There was 323KMT of wheat added to the stem in the past week. There was no wheat added in WA in the past week. Vic accounted for 123KMT of the weekly wheat additions followed by 80KMT in NSW, then 65KMT in Qld and 55KMT in SA. Sorghum was the next largest grain with 135KMT which was split between NSW & Qld.
It feels like last week the market over-corrected to the downside - if that is a thing. Certainly, the feeling this week is more positive but it feels notional and until owners and charterers come off the fence, the market maintains a status quo of sorts albeit at lower levels.
Australian S & D Update (Agscienta)
Our Analysts Agscienta released changes to our forecasts for Australia’s wheat, barley, and canola balance sheets this week. There were multiple changes.
Firstly the 2020/21 wheat, barley and canola production estimates have been adjusted following the release of the ABS 2020/21 survey data a few weeks back. Changes to the 2021/22 balance sheets are limited to export progress. I am using national 2021/22 wheat exports at 27.5MMT, barley export at 8.2MMT and canola exports of 5.5MMT. The barley exports are below USDA’s 9.0MMT which looked optimistic from the start. This leaves wheat carry over stocks at 4.1MMT, barley at 2.3MMT and canola at 0.6MMT. The most notable feature of the carryover stocks is that wheat and barley stocks in WA are building on the back of last year’s massive crop. WA has 2.5MMT of the 4.1MMT national wheat stocks and 0.8MMT of the 2.3MMT national barley ending stocks at Oct 1. This isn’t because of a tardy WA export pace which has been up and about 1.6MMT/month, but more a function of the size of the crop.

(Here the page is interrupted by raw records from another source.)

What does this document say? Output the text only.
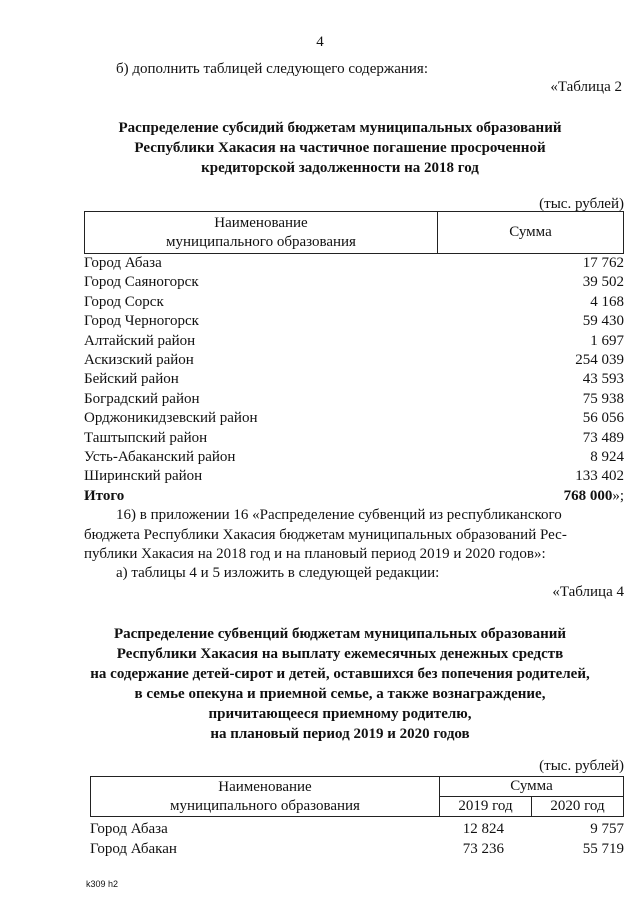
4
б) дополнить таблицей следующего содержания:
«Таблица 2
Распределение субсидий бюджетам муниципальных образований
Республики Хакасия на частичное погашение просроченной
кредиторской задолженности на 2018 год
(тыс. рублей)
Наименование
муниципального образования
	Сумма
Город Абаза	17 762
Город Саяногорск	39 502
Город Сорск	4 168
Город Черногорск	59 430
Алтайский район	1 697
Аскизский район	254 039
Бейский район	43 593
Боградский район	75 938
Орджоникидзевский район	56 056
Таштыпский район	73 489
Усть-Абаканский район	8 924
Ширинский район	133 402
Итого	768 000»;
16) в приложении 16 «Распределение субвенций из республиканского
бюджета Республики Хакасия бюджетам муниципальных образований Рес-
публики Хакасия на 2018 год и на плановый период 2019 и 2020 годов»:
а) таблицы 4 и 5 изложить в следующей редакции:
«Таблица 4
Распределение субвенций бюджетам муниципальных образований
Республики Хакасия на выплату ежемесячных денежных средств
на содержание детей-сирот и детей, оставшихся без попечения родителей,
в семье опекуна и приемной семье, а также вознаграждение,
причитающееся приемному родителю,
на плановый период 2019 и 2020 годов
(тыс. рублей)
Наименование
муниципального образования	Сумма	
	2019 год	2020 год
Город Абаза	12 824	9 757
Город Абакан	73 236	55 719
k309 h2
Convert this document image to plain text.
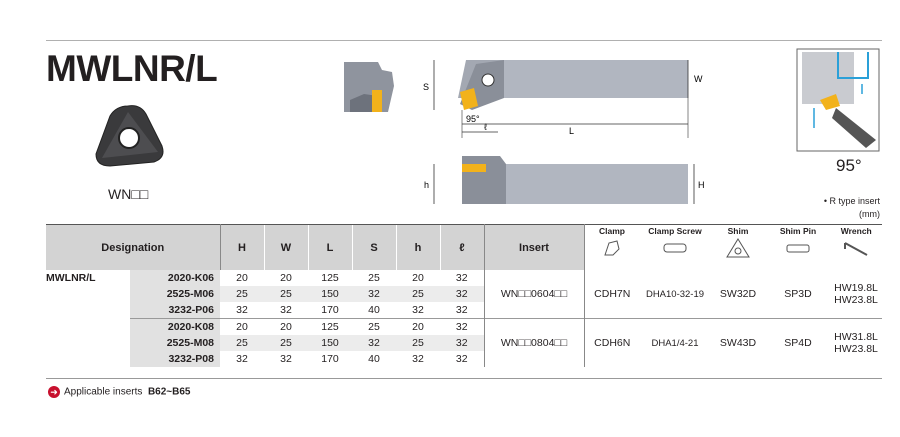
MWLNR/L
WN□□
S
W
95°
ℓ	L
h	H
95°
• R type insert
(mm)
Designation		H	W	L	S	h	ℓ	Insert	Clamp	Clamp Screw	Shim	Shim Pin	Wrench

MWLNR/L	2020-K06	20	20	125	25	20	32	WN□□0604□□	CDH7N	DHA10-32-19	SW32D	SP3D	HW19.8L
HW23.8L

	2525-M06	25	25	150	32	25	32						
	3232-P06	32	32	170	40	32	32						
	2020-K08	20	20	125	25	20	32	WN□□0804□□	CDH6N	DHA1/4-21	SW43D	SP4D	HW31.8L
HW23.8L

	2525-M08	25	25	150	32	25	32						
	3232-P08	32	32	170	40	32	32						
➜ Applicable inserts B62~B65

We have raised 22/23 national wheat production to 32.0MMT from 30MMT previously. A low 30’s crop is justified, and it could climb to a 34 and possibly 35MMT. A national crop of 32MMT equates to a national wheat yield of close to 2.5 t/ha. Extended weather models point to a cool mild finish. WA crop conditions are extremely good and will continue to improve heading into September following recent widespread rain. SA’s Eyre Peninsula is the best since 2016. Other parts of SA are improving following a late start with recent rains. Vic is the best in more than a decade. NSW is mixed. The south is very good, Central areas are late and too wet but are starting to improve.
We are pegging the national barley crop at 12.2MMT. This is down from the past couple of years but still large by historical standards. Domestic feeding and malt will be maximised, but it still leaves a large export surplus of about 7MMT to keeping ending stocks close to unchanged. This will be a challenge without China/slowing Saudi imports and stiff export competition from cheaper corn, but the bearishness of the barley situation needs to be offset against slot availability as different commodities vie for place on the stem.
We have lifted the 2022/23 canola crop to 6.1MMT. This is down from 6.8MMT in 2021/22 but still a massive crop. We are using exports of 4.5MMT which is the same as the USDA and this leaves a stock build of 300KMT to 0.8MMT. We are using a crush of 0.9MMT. Some have raised the national crush to about 1.0MMT. Either way, stocks are building.